For the next six years I journeyed with Mystery learning how to traverse between two landscapes that I knew well, the metaphorical desert and the concrete day-to-day. I found that in going back and forth between words and impressions, I ultimately opened to the wisdom that allowed me to navigate through the unknown.
In the beginning, I prayed frantic, anxious prayers as if it were up to me to make this illumination come to fruition, which led me to finally admit how much I depended on answers rather than living from a simple trust. But in time, my praying turned to breathing.
I breathed…inhaling Spirit and exhaling all else. And as I breathed, rather than talking my prayers, I found my faith shifting from a wordy, heady faith, down into the resting place of my heart.
It was in that peaceful heart place that I found Spirit, the great “I Am” and the accompanying undertones, I am enough.

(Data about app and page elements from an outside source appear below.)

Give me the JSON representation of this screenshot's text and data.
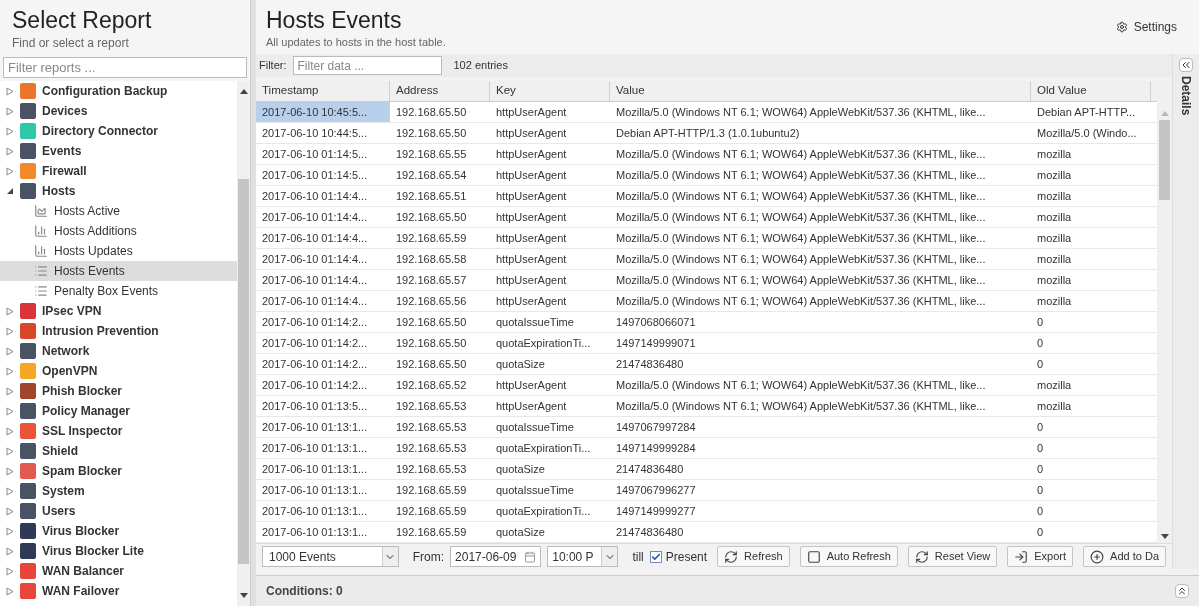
{
  "sidebar": {
    "title": "Select Report",
    "subtitle": "Find or select a report",
    "filter": {
      "placeholder": "Filter reports ..."
    },
    "items": [
      {
        "label": "Configuration Backup",
        "color": "#e8762b",
        "expanded": false,
        "selected": false
      },
      {
        "label": "Devices",
        "color": "#4a5363",
        "expanded": false,
        "selected": false
      },
      {
        "label": "Directory Connector",
        "color": "#2fc7a6",
        "expanded": false,
        "selected": false
      },
      {
        "label": "Events",
        "color": "#4a5363",
        "expanded": false,
        "selected": false
      },
      {
        "label": "Firewall",
        "color": "#f08a2c",
        "expanded": false,
        "selected": false
      },
      {
        "label": "Hosts",
        "color": "#4a5363",
        "expanded": true,
        "selected": false,
        "children": [
          {
            "label": "Hosts Active",
            "kind": "area",
            "selected": false
          },
          {
            "label": "Hosts Additions",
            "kind": "bar",
            "selected": false
          },
          {
            "label": "Hosts Updates",
            "kind": "bar",
            "selected": false
          },
          {
            "label": "Hosts Events",
            "kind": "list",
            "selected": true
          },
          {
            "label": "Penalty Box Events",
            "kind": "list",
            "selected": false
          }
        ]
      },
      {
        "label": "IPsec VPN",
        "color": "#d9343a",
        "expanded": false,
        "selected": false
      },
      {
        "label": "Intrusion Prevention",
        "color": "#d9472b",
        "expanded": false,
        "selected": false
      },
      {
        "label": "Network",
        "color": "#4a5363",
        "expanded": false,
        "selected": false
      },
      {
        "label": "OpenVPN",
        "color": "#f5a623",
        "expanded": false,
        "selected": false
      },
      {
        "label": "Phish Blocker",
        "color": "#a0452a",
        "expanded": false,
        "selected": false
      },
      {
        "label": "Policy Manager",
        "color": "#4a5363",
        "expanded": false,
        "selected": false
      },
      {
        "label": "SSL Inspector",
        "color": "#e8553a",
        "expanded": false,
        "selected": false
      },
      {
        "label": "Shield",
        "color": "#4a5363",
        "expanded": false,
        "selected": false
      },
      {
        "label": "Spam Blocker",
        "color": "#e05a4f",
        "expanded": false,
        "selected": false
      },
      {
        "label": "System",
        "color": "#4a5363",
        "expanded": false,
        "selected": false
      },
      {
        "label": "Users",
        "color": "#4a5363",
        "expanded": false,
        "selected": false
      },
      {
        "label": "Virus Blocker",
        "color": "#2e3a55",
        "expanded": false,
        "selected": false
      },
      {
        "label": "Virus Blocker Lite",
        "color": "#2e3a56",
        "expanded": false,
        "selected": false
      },
      {
        "label": "WAN Balancer",
        "color": "#e8453a",
        "expanded": false,
        "selected": false
      },
      {
        "label": "WAN Failover",
        "color": "#e8453b",
        "expanded": false,
        "selected": false
      }
    ]
  },
  "report": {
    "title": "Hosts Events",
    "subtitle": "All updates to hosts in the host table.",
    "settings": "Settings"
  },
  "filter_bar": {
    "label": "Filter:",
    "placeholder": "Filter data ...",
    "count": "102 entries"
  },
  "table": {
    "columns": [
      "Timestamp",
      "Address",
      "Key",
      "Value",
      "Old Value"
    ],
    "rows": [
      {
        "selected": true,
        "cells": [
          "2017-06-10 10:45:5...",
          "192.168.65.50",
          "httpUserAgent",
          "Mozilla/5.0 (Windows NT 6.1; WOW64) AppleWebKit/537.36 (KHTML, like...",
          "Debian APT-HTTP..."
        ]
      },
      {
        "selected": false,
        "cells": [
          "2017-06-10 10:44:5...",
          "192.168.65.50",
          "httpUserAgent",
          "Debian APT-HTTP/1.3 (1.0.1ubuntu2)",
          "Mozilla/5.0 (Windo..."
        ]
      },
      {
        "selected": false,
        "cells": [
          "2017-06-10 01:14:5...",
          "192.168.65.55",
          "httpUserAgent",
          "Mozilla/5.0 (Windows NT 6.1; WOW64) AppleWebKit/537.36 (KHTML, like...",
          "mozilla"
        ]
      },
      {
        "selected": false,
        "cells": [
          "2017-06-10 01:14:5...",
          "192.168.65.54",
          "httpUserAgent",
          "Mozilla/5.0 (Windows NT 6.1; WOW64) AppleWebKit/537.36 (KHTML, like...",
          "mozilla"
        ]
      },
      {
        "selected": false,
        "cells": [
          "2017-06-10 01:14:4...",
          "192.168.65.51",
          "httpUserAgent",
          "Mozilla/5.0 (Windows NT 6.1; WOW64) AppleWebKit/537.36 (KHTML, like...",
          "mozilla"
        ]
      },
      {
        "selected": false,
        "cells": [
          "2017-06-10 01:14:4...",
          "192.168.65.50",
          "httpUserAgent",
          "Mozilla/5.0 (Windows NT 6.1; WOW64) AppleWebKit/537.36 (KHTML, like...",
          "mozilla"
        ]
      },
      {
        "selected": false,
        "cells": [
          "2017-06-10 01:14:4...",
          "192.168.65.59",
          "httpUserAgent",
          "Mozilla/5.0 (Windows NT 6.1; WOW64) AppleWebKit/537.36 (KHTML, like...",
          "mozilla"
        ]
      },
      {
        "selected": false,
        "cells": [
          "2017-06-10 01:14:4...",
          "192.168.65.58",
          "httpUserAgent",
          "Mozilla/5.0 (Windows NT 6.1; WOW64) AppleWebKit/537.36 (KHTML, like...",
          "mozilla"
        ]
      },
      {
        "selected": false,
        "cells": [
          "2017-06-10 01:14:4...",
          "192.168.65.57",
          "httpUserAgent",
          "Mozilla/5.0 (Windows NT 6.1; WOW64) AppleWebKit/537.36 (KHTML, like...",
          "mozilla"
        ]
      },
      {
        "selected": false,
        "cells": [
          "2017-06-10 01:14:4...",
          "192.168.65.56",
          "httpUserAgent",
          "Mozilla/5.0 (Windows NT 6.1; WOW64) AppleWebKit/537.36 (KHTML, like...",
          "mozilla"
        ]
      },
      {
        "selected": false,
        "cells": [
          "2017-06-10 01:14:2...",
          "192.168.65.50",
          "quotaIssueTime",
          "1497068066071",
          "0"
        ]
      },
      {
        "selected": false,
        "cells": [
          "2017-06-10 01:14:2...",
          "192.168.65.50",
          "quotaExpirationTi...",
          "1497149999071",
          "0"
        ]
      },
      {
        "selected": false,
        "cells": [
          "2017-06-10 01:14:2...",
          "192.168.65.50",
          "quotaSize",
          "21474836480",
          "0"
        ]
      },
      {
        "selected": false,
        "cells": [
          "2017-06-10 01:14:2...",
          "192.168.65.52",
          "httpUserAgent",
          "Mozilla/5.0 (Windows NT 6.1; WOW64) AppleWebKit/537.36 (KHTML, like...",
          "mozilla"
        ]
      },
      {
        "selected": false,
        "cells": [
          "2017-06-10 01:13:5...",
          "192.168.65.53",
          "httpUserAgent",
          "Mozilla/5.0 (Windows NT 6.1; WOW64) AppleWebKit/537.36 (KHTML, like...",
          "mozilla"
        ]
      },
      {
        "selected": false,
        "cells": [
          "2017-06-10 01:13:1...",
          "192.168.65.53",
          "quotaIssueTime",
          "1497067997284",
          "0"
        ]
      },
      {
        "selected": false,
        "cells": [
          "2017-06-10 01:13:1...",
          "192.168.65.53",
          "quotaExpirationTi...",
          "1497149999284",
          "0"
        ]
      },
      {
        "selected": false,
        "cells": [
          "2017-06-10 01:13:1...",
          "192.168.65.53",
          "quotaSize",
          "21474836480",
          "0"
        ]
      },
      {
        "selected": false,
        "cells": [
          "2017-06-10 01:13:1...",
          "192.168.65.59",
          "quotaIssueTime",
          "1497067996277",
          "0"
        ]
      },
      {
        "selected": false,
        "cells": [
          "2017-06-10 01:13:1...",
          "192.168.65.59",
          "quotaExpirationTi...",
          "1497149999277",
          "0"
        ]
      },
      {
        "selected": false,
        "cells": [
          "2017-06-10 01:13:1...",
          "192.168.65.59",
          "quotaSize",
          "21474836480",
          "0"
        ]
      }
    ]
  },
  "details_tab": "Details",
  "toolbar": {
    "limit": "1000 Events",
    "from_label": "From:",
    "date": "2017-06-09",
    "time": "10:00 P",
    "till": "till",
    "present": {
      "label": "Present",
      "checked": true
    },
    "buttons": [
      {
        "label": "Refresh",
        "kind": "refresh"
      },
      {
        "label": "Auto Refresh",
        "kind": "checkbox"
      },
      {
        "label": "Reset View",
        "kind": "refresh"
      },
      {
        "label": "Export",
        "kind": "export"
      },
      {
        "label": "Add to Da",
        "kind": "add"
      }
    ]
  },
  "conditions": "Conditions: 0"
}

There, in my breathing prayers, I Am provided a resting place to let it be and to keep me open to surprises, even to seeing gifts being birthed through hurt and rejection.
I was traversing between:
The metaphorical desert and the concrete day-to-day
Respecting my journey and my husband’s correspondingly
Speaking words and breathing prayers
Seeing the metaphorical desert and the concrete day-to-day as equally real
Reveling in the enlightenment, while considering that I had possibly slipped over a line that delineates positive mental health from negative
All of this time, while traversing between many paradoxes, I was privileged to be a part of an extraordinarily fulfilling ministry, in a beautiful part of the country surrounded by stellar people. Why would I want to leave?
In the tug of the both/and, I learned to trust the questions, not just to trust God in the questions, but also to trust the questions as actually being Mysterious God. As enlightening as the cognitive information and knowledge had been, I discovered a reverence that took me beyond both and further into faith.